Mr. Danforth shares some of the positions of the religious right, including his long devotion to the anti-abortion movement and his support for Supreme Court Justice Clarence Thomas.
He wrote that during his 18 years in the Senate Republicans often disagreed with each other but were held together by basic principles including limited government shared by virtually all Republicans. “But in recent times, we Republicans have allowed this shared agenda to become secondary to the agenda of Christian conservatives. As a senator, I worried every day about the size of the federal deficit. I did not spend a single minute worrying about the effect of gays on the institution of marriage. Today, it seems to be the other way around.”
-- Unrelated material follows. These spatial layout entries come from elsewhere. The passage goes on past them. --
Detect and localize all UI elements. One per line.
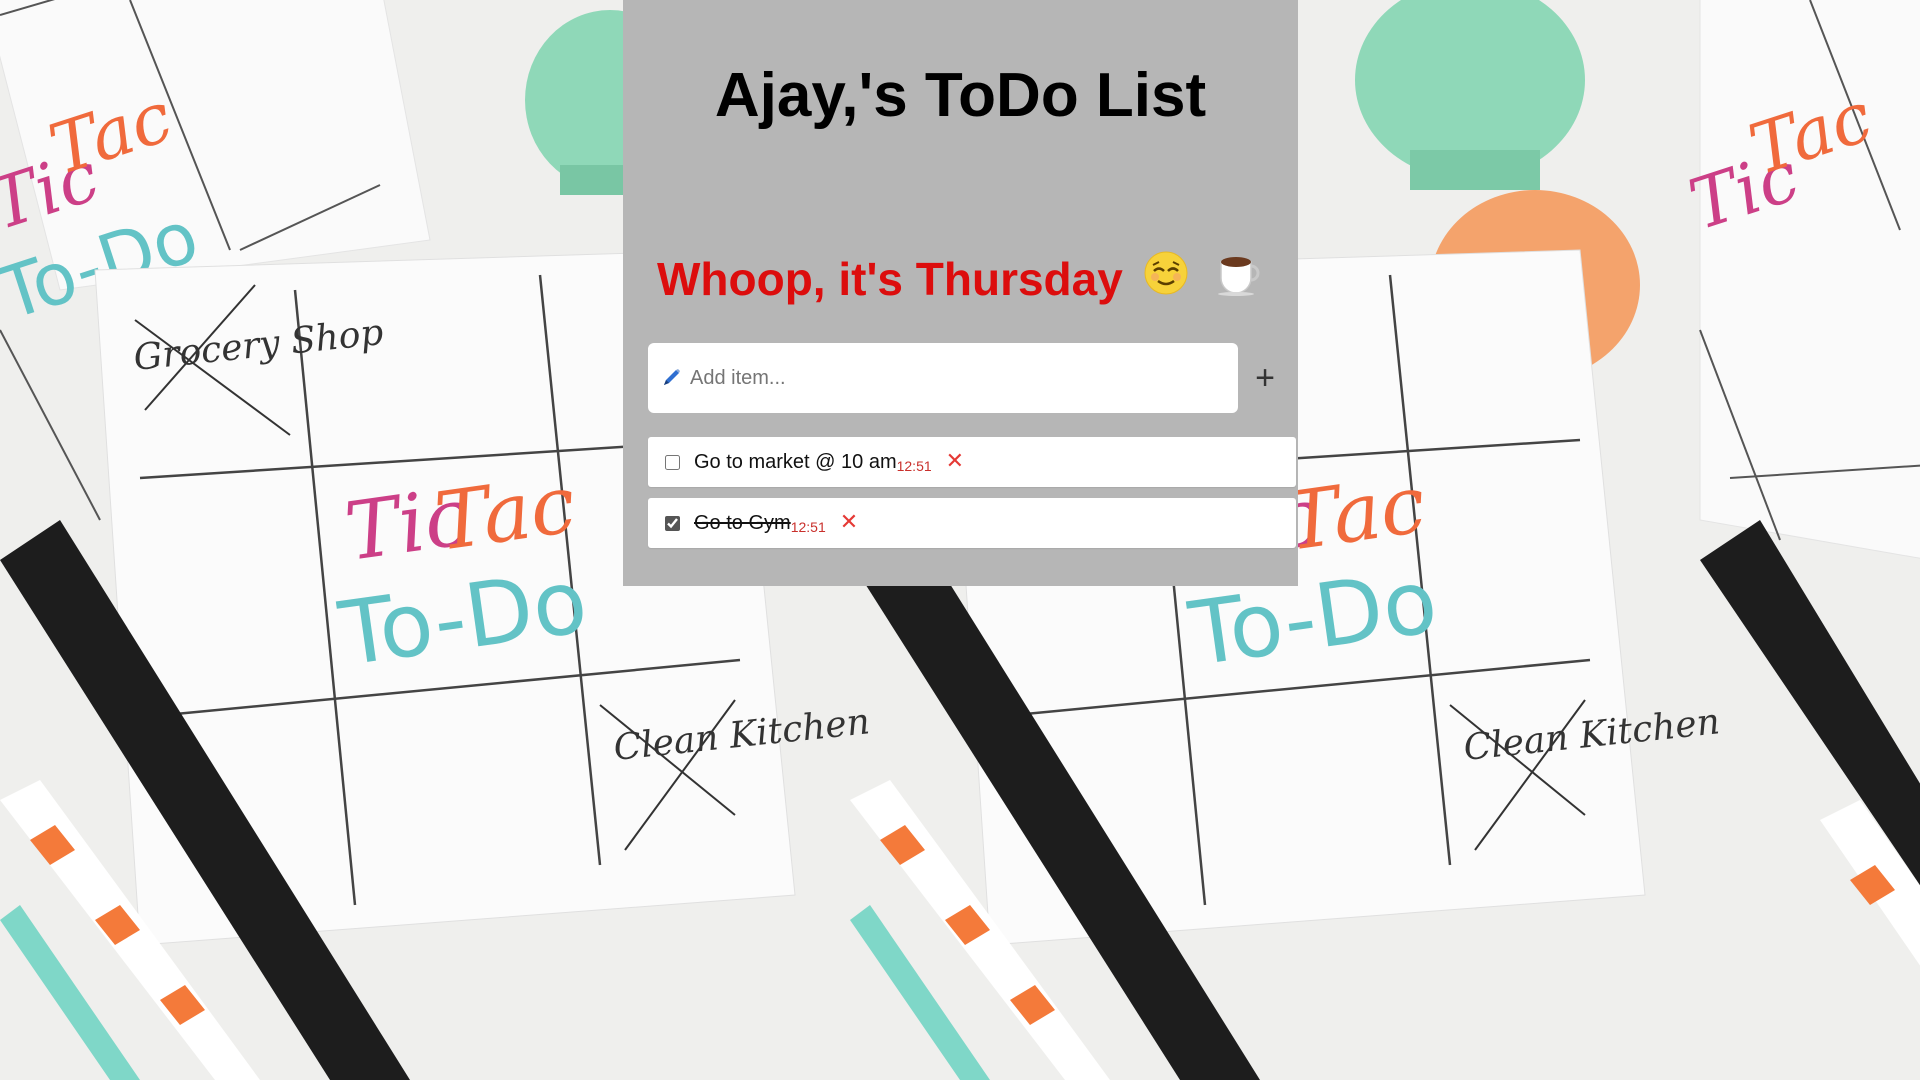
page-title: Ajay,'s ToDo List xyxy=(714,61,1207,130)
todo-checkbox[interactable] xyxy=(665,515,680,531)
greeting-text: Whoop, it's Thursday xyxy=(657,252,1123,305)
todo-checkbox[interactable] xyxy=(665,454,680,470)
add-item-row: + xyxy=(648,343,1288,413)
todo-text: Go to Gym xyxy=(694,511,791,534)
add-item-input[interactable] xyxy=(690,358,1220,398)
relieved-face-icon xyxy=(1143,250,1189,307)
todo-item: Go to market @ 10 am 12:51 ✕ xyxy=(648,437,1296,487)
add-item-field xyxy=(648,343,1238,413)
todo-time: 12:51 xyxy=(896,458,932,474)
todo-panel: Ajay,'s ToDo List Whoop, it's Thursday A… xyxy=(623,0,1298,586)
delete-button[interactable]: ✕ xyxy=(840,512,858,534)
coffee-icon xyxy=(1215,250,1263,307)
add-item-button[interactable]: + xyxy=(1245,353,1285,403)
todo-time: 12:51 xyxy=(790,519,826,535)
todo-text: Go to market @ 10 am xyxy=(694,450,897,473)
day-greeting: Whoop, it's Thursday xyxy=(657,250,1263,307)
todo-item: Go to Gym 12:51 ✕ xyxy=(648,498,1296,548)
delete-button[interactable]: ✕ xyxy=(946,451,964,473)
pen-icon xyxy=(660,367,682,389)
todo-list: Go to market @ 10 am 12:51 ✕ Go to Gym 1… xyxy=(648,437,1296,559)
Mr. Danforth’s article was reminiscent of Maine’s Sen. Margaret Chase Smith’s 1950 “declaration of conscience” denouncing the anti-Communist demagoguery of Sen. Joseph McCarthy of Wisconsin. It could help generate resistance to a current drive by Christian conservative groups against the Senate’s filibuster rule, which they regard as vital to issues like abortion, prayer in the schools and same-sex marriage.